Some academic institutions have developed their own CDS tools and various vendors are working on integrating appropriateness criteria from the ACR and others into their radiology workflow and EHR products. Integrating CDS into referrer and radiologist workflow on the front end is the logical place to put these tools. Once it is widely in place in health care, decision support should provide transparent, data-driven information to guide decisions. Widespread use of CDS might also replace the third-party prior authorization companies that have been placed between physicians and patients to reduce unnecessary imaging and to curb costs. The utilization management organizations that grew up in the past decades were unpopular with physicians and patients, because they were an extra hoop to jump through before an examination. Prior authorization is also seen as operating without any transparency to physicians and patients.
In addition to the front-end decision support, programs such as the PowerShare Innovation Program, which is working under contract with the ACR and Massachusetts General Hospital, want to develop decision support on the back end of the imaging workflow. Radiology reports would include evidence-based treatment options for various conditions reported from the exams. A referring physician receiving one of these radiology reports could expect to find guidance on possible treatment options that have been shown effective by quality research. That information provided by radiologists could bolster their consulting relationship with referrers.
5. Will ICD-10 Finally Be Implemented?
While it wasn't a front-and-center topic at RSNA, 2015 is theoretically the year that ICD-10 will be implemented in health care. Of course that was supposed to happen last year until it was quietly delayed (again) by a provision in The Protecting Access to Medicare Act of 2014, which averted the 24% sustainable growth rate (SGR) cut to Medicare provider payments. A final rule set the date of implementation of the ICD-10 code set as October 1, 2015. With the Republican party taking control of the Senate, it wouldn't be surprising to see another provision popping up to delay the ICD-10 change as part of yet another stopgap funding measure and temporary SGR fix.
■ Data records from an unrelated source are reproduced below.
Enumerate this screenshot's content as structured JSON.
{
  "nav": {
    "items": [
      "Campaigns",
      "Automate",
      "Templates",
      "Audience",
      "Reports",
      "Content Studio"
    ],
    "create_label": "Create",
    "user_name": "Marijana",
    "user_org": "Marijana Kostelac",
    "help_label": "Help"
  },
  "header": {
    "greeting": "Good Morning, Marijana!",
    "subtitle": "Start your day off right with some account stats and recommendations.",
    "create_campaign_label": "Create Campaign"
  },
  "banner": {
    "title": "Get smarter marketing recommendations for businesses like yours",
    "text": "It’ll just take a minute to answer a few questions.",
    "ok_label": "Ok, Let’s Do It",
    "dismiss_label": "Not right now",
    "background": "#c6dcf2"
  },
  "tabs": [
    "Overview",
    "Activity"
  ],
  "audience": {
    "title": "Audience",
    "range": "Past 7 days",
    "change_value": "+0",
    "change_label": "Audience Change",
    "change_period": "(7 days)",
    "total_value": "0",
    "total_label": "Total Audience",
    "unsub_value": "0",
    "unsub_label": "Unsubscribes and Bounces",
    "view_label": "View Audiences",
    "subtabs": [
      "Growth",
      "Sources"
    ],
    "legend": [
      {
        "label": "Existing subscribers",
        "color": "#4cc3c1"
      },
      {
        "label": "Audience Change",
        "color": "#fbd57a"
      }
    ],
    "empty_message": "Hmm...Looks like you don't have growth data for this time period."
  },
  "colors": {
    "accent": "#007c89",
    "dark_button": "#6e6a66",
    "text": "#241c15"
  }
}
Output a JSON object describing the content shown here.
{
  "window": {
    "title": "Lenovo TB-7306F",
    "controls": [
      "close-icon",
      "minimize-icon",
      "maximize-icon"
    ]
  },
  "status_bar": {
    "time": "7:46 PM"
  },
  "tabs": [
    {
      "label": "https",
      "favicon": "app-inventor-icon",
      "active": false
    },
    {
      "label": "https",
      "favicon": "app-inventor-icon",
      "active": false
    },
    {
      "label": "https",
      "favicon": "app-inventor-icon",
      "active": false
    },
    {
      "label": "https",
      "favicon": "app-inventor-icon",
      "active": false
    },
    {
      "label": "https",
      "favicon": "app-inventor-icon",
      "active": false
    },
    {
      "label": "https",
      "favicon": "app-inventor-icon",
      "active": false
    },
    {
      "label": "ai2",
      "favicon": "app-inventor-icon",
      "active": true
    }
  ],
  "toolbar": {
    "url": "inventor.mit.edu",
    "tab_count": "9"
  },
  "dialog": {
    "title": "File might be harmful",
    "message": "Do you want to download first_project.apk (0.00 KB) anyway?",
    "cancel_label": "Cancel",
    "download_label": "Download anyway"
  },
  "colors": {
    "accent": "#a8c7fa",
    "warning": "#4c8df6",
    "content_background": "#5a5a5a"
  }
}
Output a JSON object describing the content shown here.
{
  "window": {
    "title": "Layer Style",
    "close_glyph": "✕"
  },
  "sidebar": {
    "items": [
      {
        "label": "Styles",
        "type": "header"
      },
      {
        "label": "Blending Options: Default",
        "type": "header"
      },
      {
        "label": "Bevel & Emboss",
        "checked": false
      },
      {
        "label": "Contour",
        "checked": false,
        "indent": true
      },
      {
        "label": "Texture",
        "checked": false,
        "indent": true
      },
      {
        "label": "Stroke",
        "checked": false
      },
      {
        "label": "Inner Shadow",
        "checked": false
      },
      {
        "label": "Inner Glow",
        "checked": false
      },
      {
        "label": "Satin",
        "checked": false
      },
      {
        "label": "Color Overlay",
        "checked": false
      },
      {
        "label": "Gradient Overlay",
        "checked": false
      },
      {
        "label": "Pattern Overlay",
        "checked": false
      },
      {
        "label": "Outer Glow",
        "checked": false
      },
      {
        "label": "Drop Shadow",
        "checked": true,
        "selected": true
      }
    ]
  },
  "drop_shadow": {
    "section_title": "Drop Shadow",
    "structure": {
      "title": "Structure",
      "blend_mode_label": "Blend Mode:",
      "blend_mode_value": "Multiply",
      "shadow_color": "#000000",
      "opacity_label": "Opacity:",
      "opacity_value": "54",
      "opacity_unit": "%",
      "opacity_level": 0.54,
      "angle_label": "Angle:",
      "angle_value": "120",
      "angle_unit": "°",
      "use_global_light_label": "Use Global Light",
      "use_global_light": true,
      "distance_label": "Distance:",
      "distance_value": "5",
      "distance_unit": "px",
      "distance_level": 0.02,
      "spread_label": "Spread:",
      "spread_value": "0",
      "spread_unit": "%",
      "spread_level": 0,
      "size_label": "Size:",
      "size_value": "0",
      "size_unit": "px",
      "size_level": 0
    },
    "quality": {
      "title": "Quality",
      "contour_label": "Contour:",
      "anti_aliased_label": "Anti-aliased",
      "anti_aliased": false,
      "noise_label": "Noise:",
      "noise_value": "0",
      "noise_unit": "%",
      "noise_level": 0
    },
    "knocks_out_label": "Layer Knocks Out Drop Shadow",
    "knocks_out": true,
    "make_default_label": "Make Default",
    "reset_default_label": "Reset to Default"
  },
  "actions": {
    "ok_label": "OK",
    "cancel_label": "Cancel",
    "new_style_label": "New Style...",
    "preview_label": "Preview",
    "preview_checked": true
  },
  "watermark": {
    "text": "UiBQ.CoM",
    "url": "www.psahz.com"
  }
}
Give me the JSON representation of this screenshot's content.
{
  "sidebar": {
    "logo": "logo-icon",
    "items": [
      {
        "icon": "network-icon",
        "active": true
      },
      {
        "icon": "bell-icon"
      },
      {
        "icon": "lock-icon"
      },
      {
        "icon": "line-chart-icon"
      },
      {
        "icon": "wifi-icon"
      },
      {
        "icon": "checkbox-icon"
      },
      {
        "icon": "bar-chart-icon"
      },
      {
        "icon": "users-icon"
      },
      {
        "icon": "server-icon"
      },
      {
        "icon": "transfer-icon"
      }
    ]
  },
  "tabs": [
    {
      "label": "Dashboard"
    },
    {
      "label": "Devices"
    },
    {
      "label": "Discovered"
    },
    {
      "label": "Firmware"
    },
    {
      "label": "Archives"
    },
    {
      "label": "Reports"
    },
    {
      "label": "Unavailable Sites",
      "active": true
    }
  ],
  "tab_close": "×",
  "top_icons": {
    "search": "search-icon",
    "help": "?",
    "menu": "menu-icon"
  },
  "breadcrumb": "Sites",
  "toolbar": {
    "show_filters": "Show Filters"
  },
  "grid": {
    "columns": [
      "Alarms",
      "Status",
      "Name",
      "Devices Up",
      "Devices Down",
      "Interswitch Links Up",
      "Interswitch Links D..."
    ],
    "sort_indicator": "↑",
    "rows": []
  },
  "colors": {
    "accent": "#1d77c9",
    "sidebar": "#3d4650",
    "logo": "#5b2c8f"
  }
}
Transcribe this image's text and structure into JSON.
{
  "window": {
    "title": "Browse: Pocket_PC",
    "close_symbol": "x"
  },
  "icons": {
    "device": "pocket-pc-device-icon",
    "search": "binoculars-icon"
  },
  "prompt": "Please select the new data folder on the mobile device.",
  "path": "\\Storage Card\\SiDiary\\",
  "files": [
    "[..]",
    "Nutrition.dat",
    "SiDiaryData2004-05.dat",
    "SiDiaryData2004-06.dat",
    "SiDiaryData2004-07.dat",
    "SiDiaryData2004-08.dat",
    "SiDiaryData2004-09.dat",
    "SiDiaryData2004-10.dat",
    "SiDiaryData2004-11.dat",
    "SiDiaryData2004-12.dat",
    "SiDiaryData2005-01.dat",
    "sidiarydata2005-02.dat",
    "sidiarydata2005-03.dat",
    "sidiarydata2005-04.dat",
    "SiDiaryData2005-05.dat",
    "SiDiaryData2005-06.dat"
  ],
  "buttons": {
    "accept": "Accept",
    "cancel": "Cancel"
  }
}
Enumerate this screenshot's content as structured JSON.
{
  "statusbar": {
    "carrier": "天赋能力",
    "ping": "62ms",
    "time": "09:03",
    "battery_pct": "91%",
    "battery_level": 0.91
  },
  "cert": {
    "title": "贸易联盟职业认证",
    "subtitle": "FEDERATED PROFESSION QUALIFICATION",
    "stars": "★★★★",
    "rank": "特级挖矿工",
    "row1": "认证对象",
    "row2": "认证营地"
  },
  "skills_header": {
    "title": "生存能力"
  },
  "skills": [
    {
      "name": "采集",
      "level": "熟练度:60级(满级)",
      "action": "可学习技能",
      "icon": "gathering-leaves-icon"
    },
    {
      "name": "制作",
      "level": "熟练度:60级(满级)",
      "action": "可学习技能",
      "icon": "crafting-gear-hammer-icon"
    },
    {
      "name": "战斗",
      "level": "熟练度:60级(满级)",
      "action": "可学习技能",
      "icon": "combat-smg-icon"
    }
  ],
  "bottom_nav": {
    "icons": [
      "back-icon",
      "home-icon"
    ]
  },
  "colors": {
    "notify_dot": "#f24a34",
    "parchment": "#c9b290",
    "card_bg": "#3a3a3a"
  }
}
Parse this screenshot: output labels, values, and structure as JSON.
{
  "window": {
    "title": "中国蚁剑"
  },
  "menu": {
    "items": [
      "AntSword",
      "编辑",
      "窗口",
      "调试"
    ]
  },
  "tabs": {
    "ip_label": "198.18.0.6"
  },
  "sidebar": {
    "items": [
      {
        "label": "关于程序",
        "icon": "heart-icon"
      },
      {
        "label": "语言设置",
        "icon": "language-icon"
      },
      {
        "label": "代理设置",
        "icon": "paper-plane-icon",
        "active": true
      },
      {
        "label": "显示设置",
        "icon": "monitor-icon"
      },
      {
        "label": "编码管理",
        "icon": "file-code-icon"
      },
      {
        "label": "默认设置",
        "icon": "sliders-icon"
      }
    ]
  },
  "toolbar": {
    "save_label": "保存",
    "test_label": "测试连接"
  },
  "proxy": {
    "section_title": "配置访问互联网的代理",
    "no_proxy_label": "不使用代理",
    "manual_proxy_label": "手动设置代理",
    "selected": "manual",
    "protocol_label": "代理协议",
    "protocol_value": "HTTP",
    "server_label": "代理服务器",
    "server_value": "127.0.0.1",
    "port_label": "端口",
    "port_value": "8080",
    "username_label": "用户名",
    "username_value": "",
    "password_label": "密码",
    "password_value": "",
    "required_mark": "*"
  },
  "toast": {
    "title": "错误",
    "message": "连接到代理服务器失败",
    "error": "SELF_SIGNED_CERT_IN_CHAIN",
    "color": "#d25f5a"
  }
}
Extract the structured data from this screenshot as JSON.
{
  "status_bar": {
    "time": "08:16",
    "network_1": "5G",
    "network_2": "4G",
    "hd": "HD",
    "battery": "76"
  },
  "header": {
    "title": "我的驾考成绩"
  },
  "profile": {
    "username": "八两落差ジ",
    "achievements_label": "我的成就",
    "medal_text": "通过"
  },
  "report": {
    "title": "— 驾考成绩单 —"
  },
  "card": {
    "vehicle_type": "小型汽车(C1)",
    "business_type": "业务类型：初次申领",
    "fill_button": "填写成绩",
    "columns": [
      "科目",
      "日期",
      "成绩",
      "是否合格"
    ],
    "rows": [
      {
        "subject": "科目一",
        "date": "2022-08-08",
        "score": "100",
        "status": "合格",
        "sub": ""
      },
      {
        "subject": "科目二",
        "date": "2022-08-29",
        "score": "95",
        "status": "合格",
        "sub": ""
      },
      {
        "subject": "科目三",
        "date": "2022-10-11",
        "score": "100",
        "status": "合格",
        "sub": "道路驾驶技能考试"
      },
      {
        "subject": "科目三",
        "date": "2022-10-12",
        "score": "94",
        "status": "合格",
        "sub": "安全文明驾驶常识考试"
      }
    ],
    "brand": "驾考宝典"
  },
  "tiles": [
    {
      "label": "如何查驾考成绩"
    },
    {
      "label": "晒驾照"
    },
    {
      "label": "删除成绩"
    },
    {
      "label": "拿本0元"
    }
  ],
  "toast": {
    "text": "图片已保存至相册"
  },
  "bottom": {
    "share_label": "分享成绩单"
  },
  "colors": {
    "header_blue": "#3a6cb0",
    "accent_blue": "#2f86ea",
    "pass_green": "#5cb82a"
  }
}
Organizations have been preparing for ICD-10, but it will be interesting to see whether it actually comes to pass in 2015. It certainly bears watching, but to many people in health care, ICD-10 has a lot in common with the boy who cried wolf. But at the same time, it would be such a huge event that it can't be ignored.
Health care is changing and radiology is adjusting, but RSNA seemed to house some sense of optimism that was absent in recent years. Imaging is not going away. It still offers an undeniably valuable service to referring physicians and patients. RSNA celebrated its 100th annual meeting in 2014. Neither it nor the specialty it serves are going away—and that seemed evident at RSNA 2014.
— Jim Knaub is the editor of Radiology Today.